Julian Roberts, Professor of Criminology, University of Oxford, has carried out research exploring the way the sentencing process accommodates input from victims and the public. Roberts’ research demonstrated the relevance of both victim input and community standards and his empirical studies explored ways such input could inform the sentencing process. More recently he has published research on the effects of prior convictions at sentencing.

His research showed that allowing victims to depose impact statements at sentencing promotes their welfare can also lead to more proportionate sentences without prejudicial effects upon the interests of offenders. Professor Roberts also conducted empirical research into Public Attitudes to Sentencing, using representative samples of the general public. People were asked to impose sentences in specific criminal cases, and to rate the importance of various mitigating and aggravating factors. The research showed a much greater tolerance than many had assumed for important mitigating factors at sentencing.

Roberts’ research has been used to better inform sentencing practices in several jurisdictions.  In Canada, it has been cited in the Quebec Court of Appeal and in courts in Newfoundland and Labrador (e.g., Cook, 2009)to produce a greater sensitivity to victims’interests. His work on mandatory sentencing has been cited by the Supreme Court (Lloyd, 2016). Roberts’ research has also been cited by the Court of Appeal in England and Wales (Perkins and Ors, 2013) In England and Wales, the impact of Roberts’ research has come through its influence on, and use by, bodies that develop sentencing guidelines for courts.  In collaboration with Professor Hough of Birkbeck, Professor Roberts conducted studies commissioned by the Sentencing Advisory Panel, one documenting public attitudes to sentencing principles and purposes, and the second documenting public attitudes to sentencing for driving offences resulting in death.  Relying on Roberts’ research, the Panel produced more principled and consistent sentencing, and sentencing guidelines that better reflect community values. Finally, in the US, his work with colleagues at the Faculty of Law, University of Minnesota on prior convictions has been cited by US sentencing commissions.

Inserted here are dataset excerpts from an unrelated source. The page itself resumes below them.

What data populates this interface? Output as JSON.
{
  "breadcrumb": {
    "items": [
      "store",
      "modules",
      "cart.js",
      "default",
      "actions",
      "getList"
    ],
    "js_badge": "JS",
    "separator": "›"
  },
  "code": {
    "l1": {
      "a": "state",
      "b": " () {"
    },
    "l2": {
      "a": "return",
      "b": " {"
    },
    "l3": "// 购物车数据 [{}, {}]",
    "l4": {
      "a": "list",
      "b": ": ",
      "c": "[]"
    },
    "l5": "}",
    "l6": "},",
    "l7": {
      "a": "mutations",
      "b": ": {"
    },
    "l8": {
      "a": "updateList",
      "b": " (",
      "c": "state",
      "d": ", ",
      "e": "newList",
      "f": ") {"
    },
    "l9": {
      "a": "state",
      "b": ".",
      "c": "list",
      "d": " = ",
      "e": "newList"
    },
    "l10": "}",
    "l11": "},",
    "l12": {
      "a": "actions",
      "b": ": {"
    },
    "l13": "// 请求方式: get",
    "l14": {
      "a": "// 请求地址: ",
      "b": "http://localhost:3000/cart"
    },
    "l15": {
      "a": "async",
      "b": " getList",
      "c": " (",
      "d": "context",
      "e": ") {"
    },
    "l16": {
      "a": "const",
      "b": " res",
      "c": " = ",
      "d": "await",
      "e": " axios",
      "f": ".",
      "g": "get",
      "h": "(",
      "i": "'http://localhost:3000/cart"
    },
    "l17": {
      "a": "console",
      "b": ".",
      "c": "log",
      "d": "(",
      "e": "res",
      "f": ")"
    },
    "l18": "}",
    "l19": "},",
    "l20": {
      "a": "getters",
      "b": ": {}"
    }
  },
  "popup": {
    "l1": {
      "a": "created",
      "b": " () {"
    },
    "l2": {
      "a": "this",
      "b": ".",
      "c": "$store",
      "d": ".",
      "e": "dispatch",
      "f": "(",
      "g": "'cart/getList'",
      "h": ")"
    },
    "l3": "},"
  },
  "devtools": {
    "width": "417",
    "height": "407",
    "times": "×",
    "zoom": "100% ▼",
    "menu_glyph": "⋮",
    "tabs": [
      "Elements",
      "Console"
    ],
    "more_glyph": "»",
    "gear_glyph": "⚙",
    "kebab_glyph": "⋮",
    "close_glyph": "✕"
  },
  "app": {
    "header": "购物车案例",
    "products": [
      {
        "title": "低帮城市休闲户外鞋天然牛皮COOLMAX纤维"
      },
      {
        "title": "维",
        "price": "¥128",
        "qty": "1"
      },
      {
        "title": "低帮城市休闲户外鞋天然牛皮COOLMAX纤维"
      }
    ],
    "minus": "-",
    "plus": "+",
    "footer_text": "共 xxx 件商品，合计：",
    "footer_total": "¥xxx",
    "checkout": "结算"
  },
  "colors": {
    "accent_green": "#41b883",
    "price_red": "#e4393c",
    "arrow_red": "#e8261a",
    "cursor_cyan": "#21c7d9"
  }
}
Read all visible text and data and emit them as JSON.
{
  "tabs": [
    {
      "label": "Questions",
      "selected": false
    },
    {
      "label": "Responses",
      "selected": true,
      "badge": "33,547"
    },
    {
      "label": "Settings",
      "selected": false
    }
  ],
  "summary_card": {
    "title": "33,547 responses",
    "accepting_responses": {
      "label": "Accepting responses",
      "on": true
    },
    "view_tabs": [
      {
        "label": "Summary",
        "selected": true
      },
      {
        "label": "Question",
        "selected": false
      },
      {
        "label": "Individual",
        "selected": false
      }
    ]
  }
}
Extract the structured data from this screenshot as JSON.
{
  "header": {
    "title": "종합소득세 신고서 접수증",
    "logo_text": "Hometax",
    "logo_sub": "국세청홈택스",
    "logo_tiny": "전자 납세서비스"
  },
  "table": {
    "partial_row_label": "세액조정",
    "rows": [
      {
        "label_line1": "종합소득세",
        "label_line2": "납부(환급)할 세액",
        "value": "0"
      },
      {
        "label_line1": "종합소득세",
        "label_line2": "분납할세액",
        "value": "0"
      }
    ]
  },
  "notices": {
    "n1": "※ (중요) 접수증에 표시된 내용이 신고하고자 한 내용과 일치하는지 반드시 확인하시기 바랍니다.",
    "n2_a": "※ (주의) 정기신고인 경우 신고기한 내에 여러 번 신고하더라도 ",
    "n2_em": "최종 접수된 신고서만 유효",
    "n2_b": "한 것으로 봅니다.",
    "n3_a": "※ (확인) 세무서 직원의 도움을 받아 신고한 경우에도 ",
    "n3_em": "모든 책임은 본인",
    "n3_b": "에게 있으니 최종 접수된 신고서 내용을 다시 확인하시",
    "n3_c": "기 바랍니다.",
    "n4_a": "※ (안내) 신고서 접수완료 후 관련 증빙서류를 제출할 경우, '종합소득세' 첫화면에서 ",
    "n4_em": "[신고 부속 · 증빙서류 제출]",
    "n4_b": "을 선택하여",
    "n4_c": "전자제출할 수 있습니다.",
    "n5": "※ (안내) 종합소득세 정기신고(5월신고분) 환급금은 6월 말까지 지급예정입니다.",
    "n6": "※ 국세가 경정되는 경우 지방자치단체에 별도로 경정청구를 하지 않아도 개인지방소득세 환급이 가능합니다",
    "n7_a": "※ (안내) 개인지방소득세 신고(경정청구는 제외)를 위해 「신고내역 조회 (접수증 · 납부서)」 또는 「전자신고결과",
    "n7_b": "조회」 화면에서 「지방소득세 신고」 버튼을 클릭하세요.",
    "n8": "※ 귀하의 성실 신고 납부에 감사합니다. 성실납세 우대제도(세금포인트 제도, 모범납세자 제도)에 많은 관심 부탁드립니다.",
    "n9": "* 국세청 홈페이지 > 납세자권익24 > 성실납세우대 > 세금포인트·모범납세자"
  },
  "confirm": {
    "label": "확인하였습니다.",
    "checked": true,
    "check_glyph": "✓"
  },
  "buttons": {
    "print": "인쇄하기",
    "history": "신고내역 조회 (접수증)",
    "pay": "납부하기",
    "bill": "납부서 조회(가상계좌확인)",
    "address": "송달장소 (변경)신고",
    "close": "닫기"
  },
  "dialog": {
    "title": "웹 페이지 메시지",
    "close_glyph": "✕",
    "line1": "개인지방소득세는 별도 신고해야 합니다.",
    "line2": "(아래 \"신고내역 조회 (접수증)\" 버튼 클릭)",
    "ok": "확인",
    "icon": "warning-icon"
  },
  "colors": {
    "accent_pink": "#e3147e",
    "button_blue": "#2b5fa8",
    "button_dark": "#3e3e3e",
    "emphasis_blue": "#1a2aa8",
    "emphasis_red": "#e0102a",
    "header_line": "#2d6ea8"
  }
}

Professor Roberts’ research has also had impact in judicial education. The Canadian National Judicial Institute invited Professor Roberts to be a member of a group constructing a national curriculum on the use of victim statements at sentencing. Alongside a judge from the Court of Appeal he co-taught three sessions to judges across the country. He has also participated in judicial education in Pakistan, England and Wales, Israel, and China.

In recognition of his research-based expertise, Roberts was appointed in 2008 to the Sentencing Commission Working Group headed by Lord Justice Gage and in 2010 to the Sentencing Council of England and Wales, a statutory body which headed by the Lord Chief Justice. Roberts is the only academic member of the Council and he was re-appointed for a third term in 2016.